More Fun With the Millenium 2 Bypass

Copyright 2000 R.G. Keen. All rights reserved. No permission for local copies or serving from web sites other than

When I get asked to dream up some effect circuit, usually the problem is how to pick out only one of the ways to do this. This is one of those problems. A reader asked for a way to use the Millenium Bypass but to still have a way to shunt the input of an effect to ground to suppress oscillation or noise from an effect input floating, as it does with the hard-switching arrangement of the Millenium. I came up with three ways to do this, each using a different mix of parts.

The least-fancy one first:

The basic Millenium 2 is shown at left. The leakage from the 1N914 pulls the gate of the BS170 up whenever the control line is opened, so the light is turned on. When that happens, the drain of the BS170 is pulled to ground. Adding a signal diode for isolation and three resistors to drive the base of a bipolar transistor (2N3904) lets this same signal turn the OFF the bipolar transistor when the LED is on. This corresponds to when the effect is engaged.

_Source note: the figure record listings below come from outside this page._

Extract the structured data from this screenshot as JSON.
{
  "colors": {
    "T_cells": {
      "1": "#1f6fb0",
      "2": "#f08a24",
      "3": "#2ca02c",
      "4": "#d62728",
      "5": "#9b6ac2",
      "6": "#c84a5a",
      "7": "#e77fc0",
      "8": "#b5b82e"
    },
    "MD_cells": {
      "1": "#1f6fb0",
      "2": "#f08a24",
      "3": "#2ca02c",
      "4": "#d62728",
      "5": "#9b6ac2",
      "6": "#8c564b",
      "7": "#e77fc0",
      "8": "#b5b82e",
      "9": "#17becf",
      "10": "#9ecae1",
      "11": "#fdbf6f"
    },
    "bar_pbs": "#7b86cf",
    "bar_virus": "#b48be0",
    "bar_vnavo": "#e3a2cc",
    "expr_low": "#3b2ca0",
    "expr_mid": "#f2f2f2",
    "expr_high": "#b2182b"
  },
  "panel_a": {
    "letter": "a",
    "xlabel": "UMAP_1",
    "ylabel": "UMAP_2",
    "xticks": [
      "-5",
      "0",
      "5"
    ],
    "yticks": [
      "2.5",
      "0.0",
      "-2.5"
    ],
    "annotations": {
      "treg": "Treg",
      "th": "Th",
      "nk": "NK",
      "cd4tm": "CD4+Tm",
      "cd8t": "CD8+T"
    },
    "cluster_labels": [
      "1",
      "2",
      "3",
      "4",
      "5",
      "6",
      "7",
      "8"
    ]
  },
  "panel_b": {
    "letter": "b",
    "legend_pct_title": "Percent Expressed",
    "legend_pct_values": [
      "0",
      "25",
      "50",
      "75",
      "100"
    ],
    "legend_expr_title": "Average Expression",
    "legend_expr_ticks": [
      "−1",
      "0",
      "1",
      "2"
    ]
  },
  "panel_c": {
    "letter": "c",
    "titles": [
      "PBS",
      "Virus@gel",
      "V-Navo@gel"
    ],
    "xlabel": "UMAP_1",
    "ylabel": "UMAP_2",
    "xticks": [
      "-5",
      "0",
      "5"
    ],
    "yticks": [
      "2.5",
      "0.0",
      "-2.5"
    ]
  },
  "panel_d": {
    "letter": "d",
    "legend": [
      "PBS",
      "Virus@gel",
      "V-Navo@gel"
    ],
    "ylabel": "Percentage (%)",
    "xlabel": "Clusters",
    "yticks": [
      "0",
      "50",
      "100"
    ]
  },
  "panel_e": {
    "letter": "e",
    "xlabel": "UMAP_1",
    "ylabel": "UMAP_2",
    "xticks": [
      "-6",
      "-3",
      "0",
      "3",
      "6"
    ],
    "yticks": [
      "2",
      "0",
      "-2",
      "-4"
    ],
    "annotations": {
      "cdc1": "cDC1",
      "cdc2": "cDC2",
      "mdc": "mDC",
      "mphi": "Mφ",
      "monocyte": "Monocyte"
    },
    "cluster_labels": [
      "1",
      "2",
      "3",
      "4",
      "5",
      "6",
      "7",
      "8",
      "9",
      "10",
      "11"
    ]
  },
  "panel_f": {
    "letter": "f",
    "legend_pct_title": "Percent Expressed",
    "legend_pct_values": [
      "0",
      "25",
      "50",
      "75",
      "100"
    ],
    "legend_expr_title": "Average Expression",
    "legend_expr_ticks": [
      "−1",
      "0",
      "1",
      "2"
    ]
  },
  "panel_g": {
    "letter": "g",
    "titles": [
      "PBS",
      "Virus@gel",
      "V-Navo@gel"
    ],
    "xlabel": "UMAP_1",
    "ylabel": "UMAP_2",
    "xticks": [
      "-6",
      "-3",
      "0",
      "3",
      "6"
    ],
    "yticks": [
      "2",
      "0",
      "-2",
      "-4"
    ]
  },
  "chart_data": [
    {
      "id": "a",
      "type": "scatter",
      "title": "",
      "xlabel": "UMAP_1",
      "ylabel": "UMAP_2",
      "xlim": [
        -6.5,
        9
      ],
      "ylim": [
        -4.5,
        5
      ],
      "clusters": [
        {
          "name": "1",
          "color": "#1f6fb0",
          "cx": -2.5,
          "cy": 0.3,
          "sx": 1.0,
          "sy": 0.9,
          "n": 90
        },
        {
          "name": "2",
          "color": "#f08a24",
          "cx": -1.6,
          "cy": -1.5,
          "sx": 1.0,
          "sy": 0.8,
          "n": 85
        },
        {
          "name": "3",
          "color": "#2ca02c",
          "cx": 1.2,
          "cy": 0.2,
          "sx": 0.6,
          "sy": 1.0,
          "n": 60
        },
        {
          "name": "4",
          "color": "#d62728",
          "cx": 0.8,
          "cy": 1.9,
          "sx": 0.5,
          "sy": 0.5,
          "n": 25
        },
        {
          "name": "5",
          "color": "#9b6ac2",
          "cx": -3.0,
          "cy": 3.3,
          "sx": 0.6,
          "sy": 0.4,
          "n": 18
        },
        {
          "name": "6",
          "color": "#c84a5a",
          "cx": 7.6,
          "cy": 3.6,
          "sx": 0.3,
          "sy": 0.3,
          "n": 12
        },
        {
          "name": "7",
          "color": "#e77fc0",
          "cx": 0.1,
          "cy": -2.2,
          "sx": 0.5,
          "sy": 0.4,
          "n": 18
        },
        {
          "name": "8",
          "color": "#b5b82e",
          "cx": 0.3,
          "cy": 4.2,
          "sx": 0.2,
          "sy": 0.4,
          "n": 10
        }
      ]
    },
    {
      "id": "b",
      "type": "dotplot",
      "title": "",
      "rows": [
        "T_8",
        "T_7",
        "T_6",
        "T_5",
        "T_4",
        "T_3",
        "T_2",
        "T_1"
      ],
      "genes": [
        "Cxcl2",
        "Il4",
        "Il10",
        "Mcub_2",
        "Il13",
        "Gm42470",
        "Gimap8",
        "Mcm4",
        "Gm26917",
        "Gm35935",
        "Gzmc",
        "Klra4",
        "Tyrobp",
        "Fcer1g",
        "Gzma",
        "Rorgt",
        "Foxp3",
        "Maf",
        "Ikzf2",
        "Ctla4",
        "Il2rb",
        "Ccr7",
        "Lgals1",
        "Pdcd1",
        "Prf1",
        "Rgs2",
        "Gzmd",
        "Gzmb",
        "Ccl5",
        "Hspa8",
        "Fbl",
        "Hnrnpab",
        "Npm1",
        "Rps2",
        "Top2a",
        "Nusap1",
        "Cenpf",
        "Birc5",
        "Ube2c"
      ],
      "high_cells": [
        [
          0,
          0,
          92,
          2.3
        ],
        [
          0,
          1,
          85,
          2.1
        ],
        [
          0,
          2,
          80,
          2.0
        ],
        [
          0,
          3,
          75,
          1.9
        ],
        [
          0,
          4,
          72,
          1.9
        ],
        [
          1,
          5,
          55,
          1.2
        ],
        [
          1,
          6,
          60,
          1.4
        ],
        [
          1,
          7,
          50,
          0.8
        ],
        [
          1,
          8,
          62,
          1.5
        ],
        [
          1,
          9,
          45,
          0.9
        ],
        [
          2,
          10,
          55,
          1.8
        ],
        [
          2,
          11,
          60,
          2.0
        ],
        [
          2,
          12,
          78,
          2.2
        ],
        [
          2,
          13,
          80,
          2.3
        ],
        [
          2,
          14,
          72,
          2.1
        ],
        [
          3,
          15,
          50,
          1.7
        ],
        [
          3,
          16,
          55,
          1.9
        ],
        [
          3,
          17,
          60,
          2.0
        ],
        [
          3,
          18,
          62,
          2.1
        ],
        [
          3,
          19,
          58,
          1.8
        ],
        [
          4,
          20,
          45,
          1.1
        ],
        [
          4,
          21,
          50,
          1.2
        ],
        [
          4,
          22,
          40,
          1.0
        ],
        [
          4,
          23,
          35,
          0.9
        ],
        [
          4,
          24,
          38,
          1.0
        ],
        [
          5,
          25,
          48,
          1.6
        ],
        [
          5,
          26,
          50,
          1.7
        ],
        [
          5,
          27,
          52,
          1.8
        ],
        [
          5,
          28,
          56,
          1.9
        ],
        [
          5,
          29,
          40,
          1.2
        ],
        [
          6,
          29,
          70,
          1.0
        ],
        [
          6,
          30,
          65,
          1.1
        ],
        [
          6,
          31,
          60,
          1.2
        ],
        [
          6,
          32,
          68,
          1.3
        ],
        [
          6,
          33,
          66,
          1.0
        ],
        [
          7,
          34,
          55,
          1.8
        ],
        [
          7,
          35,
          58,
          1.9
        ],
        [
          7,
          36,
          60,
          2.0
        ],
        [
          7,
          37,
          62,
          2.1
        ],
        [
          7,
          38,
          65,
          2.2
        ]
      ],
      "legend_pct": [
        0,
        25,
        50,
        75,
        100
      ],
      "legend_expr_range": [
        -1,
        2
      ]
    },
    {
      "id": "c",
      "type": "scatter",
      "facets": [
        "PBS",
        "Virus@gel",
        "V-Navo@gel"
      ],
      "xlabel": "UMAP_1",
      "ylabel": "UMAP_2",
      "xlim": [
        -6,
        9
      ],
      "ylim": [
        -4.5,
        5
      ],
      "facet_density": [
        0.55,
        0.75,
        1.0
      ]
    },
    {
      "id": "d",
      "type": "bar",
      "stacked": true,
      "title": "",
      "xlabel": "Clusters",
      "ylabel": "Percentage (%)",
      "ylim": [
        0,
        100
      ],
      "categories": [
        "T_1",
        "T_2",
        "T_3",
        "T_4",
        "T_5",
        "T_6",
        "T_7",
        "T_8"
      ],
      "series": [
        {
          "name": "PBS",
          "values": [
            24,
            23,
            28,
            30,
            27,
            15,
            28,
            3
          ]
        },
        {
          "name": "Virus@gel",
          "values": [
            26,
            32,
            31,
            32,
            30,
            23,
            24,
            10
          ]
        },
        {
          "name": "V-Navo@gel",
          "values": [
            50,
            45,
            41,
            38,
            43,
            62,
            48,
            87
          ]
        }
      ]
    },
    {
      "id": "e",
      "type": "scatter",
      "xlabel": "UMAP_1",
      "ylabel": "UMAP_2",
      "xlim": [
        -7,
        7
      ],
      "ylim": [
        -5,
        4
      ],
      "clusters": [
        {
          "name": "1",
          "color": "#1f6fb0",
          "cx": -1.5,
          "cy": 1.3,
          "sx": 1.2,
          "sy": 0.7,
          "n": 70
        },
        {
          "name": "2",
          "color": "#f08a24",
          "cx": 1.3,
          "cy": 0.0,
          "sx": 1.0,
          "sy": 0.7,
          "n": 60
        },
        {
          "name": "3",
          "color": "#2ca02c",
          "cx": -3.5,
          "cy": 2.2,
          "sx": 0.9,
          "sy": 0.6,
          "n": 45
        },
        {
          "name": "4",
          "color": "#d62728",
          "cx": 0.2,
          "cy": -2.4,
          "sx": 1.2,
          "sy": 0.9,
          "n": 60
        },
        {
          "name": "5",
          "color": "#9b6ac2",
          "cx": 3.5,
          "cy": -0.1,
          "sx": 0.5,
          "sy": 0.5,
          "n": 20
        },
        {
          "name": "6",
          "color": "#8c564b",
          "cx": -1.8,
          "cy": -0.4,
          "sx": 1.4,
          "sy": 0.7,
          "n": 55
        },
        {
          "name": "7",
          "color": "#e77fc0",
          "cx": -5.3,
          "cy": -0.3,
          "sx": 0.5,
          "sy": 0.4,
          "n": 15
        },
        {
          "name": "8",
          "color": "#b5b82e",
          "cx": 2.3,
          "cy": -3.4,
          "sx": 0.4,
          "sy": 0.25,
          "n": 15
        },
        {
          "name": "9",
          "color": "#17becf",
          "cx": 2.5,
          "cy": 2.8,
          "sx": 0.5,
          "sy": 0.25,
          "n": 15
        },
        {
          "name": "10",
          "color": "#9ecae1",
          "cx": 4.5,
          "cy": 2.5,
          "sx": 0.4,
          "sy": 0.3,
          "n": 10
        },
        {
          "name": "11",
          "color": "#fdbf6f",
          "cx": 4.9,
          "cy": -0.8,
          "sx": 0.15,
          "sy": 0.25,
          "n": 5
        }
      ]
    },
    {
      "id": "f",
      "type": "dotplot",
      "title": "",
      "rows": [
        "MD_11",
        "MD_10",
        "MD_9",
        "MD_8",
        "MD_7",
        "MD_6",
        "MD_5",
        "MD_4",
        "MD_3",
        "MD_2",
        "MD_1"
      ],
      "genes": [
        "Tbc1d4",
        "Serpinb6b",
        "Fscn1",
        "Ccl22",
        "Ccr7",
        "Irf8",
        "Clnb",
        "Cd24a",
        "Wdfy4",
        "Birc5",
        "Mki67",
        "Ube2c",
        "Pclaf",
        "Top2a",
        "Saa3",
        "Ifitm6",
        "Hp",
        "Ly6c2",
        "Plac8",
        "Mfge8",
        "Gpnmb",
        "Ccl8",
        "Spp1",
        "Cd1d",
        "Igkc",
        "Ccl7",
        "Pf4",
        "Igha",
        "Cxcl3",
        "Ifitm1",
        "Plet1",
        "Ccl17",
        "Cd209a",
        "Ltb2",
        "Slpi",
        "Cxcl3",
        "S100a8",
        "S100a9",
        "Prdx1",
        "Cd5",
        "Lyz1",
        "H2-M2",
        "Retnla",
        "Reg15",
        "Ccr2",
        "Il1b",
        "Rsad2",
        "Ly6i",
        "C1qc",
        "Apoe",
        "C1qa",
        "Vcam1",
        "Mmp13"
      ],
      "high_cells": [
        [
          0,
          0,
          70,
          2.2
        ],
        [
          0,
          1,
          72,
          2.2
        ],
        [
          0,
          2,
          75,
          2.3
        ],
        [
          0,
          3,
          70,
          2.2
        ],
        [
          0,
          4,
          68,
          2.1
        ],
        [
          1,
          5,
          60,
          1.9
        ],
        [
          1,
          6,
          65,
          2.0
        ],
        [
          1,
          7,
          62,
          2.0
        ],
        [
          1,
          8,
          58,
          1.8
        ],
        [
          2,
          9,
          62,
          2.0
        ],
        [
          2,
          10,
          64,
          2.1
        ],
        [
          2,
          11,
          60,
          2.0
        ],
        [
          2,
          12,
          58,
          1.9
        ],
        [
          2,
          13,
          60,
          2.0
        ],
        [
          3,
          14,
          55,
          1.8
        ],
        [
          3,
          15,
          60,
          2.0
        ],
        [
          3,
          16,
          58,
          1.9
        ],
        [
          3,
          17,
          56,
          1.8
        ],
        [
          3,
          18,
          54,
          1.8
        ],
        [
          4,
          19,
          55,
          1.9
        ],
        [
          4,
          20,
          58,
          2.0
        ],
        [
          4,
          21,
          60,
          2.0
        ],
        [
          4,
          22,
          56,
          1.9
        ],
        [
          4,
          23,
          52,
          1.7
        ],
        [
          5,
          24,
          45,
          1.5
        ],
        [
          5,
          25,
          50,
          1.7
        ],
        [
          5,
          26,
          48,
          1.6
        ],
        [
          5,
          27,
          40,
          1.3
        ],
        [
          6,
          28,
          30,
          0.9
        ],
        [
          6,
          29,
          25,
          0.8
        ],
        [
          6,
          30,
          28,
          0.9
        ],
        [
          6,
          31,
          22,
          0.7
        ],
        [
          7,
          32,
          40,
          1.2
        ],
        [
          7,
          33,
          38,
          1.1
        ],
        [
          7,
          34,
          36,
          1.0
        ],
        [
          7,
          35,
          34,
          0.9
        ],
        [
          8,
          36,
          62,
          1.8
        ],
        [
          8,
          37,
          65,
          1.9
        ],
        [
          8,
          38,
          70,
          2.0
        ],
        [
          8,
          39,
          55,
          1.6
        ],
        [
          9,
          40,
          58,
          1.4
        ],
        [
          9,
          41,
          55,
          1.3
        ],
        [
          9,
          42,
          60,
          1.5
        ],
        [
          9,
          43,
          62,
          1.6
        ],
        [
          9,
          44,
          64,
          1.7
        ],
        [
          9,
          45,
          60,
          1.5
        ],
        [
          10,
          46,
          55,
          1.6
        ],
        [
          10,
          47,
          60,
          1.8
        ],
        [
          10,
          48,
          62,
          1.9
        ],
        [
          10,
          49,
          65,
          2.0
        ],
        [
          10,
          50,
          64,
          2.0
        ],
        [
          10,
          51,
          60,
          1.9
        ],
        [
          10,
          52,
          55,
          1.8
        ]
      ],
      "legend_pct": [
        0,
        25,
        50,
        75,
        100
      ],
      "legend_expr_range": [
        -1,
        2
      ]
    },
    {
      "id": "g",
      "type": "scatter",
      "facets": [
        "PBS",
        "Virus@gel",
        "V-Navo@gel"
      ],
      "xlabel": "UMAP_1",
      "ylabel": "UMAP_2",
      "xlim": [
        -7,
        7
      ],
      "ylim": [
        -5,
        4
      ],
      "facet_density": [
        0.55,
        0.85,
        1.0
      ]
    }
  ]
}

When the effect is bypassed (LED off) we want the bipolar transistor to turn on. When it's on, the transistor looks like a low resistance to ground, maybe under 50 ohms for garden varieties of transistors, as low as 2 ohms for some specialized ones. The collector is isolated from any DC by the 100uF capacitor and the signal shunt line may be connected to the input of the effect being controlled. When the transistor is on, it shunts the input of the effect to ground through its low collector-to-emitter saturation resistance.


Another way to do this is with a JFET or MOSFET as a shunt device.

The illustration at right shows two ways. In the first, similar to the first, the BS170 drain pulls down a signal that controls the shunting element. In this case, it's a 2SK30A JFET. This JFET is biased so that it forms a low impedance to ground through the 0.1uF cap and the 10uF cap in its source bias string.

The last method is essentially the same as the JFET method, but it uses the individual MOSFET transistors in a CD4007 IC to implement both the primary switching of the Millenium, as well as the shunting output.  In invite you to draw out the internals to understand how it's working.